Answer:
The limiting reactant is AlCl₃ and the excess reactant is NaOH.
Explanation:
- The balanced equation for the mentioned reaction is:
3NaOH(aq) + AlCl₃(aq) → 3NaCl(aq) + Al(OH)₃(s)↓,
It is clear that 3.0 moles of NaOH(aq) react with 1.0 mole of AlCl₃(aq) to produce 3.0 moles of NaCl(aq) and 1.0 mole of Al(OH)₃(s).

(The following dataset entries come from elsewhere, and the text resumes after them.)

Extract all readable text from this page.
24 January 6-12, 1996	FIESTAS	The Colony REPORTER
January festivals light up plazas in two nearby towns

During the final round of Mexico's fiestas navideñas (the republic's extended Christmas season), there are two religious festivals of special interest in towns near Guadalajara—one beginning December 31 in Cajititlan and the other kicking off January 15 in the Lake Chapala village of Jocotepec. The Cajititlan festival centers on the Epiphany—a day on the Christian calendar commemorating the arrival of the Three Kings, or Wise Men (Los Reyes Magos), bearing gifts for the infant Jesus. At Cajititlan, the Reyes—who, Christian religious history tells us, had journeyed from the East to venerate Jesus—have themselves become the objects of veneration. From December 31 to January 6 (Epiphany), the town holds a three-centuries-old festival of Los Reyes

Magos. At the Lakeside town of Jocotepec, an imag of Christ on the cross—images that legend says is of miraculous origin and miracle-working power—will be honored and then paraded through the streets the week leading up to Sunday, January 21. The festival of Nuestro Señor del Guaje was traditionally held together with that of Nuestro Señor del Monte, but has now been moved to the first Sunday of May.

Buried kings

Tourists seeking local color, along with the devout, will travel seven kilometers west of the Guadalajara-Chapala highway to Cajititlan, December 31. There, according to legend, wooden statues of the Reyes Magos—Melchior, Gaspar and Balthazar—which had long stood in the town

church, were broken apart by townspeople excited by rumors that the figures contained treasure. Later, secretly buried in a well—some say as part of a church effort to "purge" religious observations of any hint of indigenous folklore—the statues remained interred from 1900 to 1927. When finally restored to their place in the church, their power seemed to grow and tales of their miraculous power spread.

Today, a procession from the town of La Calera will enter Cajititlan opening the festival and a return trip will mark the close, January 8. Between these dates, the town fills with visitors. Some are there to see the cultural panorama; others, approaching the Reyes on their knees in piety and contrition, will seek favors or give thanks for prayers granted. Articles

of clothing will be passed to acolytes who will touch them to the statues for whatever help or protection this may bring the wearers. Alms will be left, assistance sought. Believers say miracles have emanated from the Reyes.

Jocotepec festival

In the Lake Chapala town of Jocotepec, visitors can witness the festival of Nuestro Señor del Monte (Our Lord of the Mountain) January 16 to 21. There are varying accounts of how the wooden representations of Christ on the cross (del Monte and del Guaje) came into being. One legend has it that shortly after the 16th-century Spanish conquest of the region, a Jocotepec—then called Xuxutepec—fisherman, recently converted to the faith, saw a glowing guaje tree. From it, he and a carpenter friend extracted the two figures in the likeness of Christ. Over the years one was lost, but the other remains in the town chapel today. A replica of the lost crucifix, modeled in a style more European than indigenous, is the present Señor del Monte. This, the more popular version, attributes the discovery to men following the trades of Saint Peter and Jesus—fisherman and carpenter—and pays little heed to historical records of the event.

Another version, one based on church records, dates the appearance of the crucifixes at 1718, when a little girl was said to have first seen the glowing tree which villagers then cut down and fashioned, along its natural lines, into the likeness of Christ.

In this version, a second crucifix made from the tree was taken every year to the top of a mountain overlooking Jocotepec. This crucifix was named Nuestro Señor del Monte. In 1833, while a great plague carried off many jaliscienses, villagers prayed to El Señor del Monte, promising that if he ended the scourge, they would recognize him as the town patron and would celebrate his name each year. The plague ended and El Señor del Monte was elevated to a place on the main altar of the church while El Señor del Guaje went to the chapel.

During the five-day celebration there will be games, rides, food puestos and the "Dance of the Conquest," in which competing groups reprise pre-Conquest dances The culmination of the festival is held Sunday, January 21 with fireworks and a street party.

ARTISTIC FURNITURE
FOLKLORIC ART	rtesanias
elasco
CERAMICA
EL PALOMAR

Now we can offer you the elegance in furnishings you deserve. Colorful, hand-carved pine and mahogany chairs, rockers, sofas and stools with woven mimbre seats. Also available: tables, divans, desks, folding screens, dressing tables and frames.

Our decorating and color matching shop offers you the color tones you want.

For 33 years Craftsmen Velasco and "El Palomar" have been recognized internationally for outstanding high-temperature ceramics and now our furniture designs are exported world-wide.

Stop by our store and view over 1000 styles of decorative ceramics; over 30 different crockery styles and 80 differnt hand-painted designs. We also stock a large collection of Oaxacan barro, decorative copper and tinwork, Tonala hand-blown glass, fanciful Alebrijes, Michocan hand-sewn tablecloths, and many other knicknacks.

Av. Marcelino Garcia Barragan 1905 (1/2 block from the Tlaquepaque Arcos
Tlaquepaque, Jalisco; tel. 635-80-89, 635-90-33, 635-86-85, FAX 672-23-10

- Firstly, we need to calculate the no. of moles of (8.0 g) of NaOH and (4.0 g) of AlCl₃:
no. of moles of NaOH = mass/molar mass = (8.0 g)/(40.0 g/mol) = 0.2 mol.
no. of moles of AlCl₃ = mass/molar mass = (4.0 g)/(133.34 g/mol) = 0.03 mol.
- From stichiometry; NaOH reacts with AlCl₃ with (3: 1) molar ratio.
∴ 0.09 mol of NaOH (the remaining 1.1 mol is in excess) reacts completely with 0.03 mol of AlCl₃.
the limiting reactant is AlCl₃ and the excess reactant is NaOH.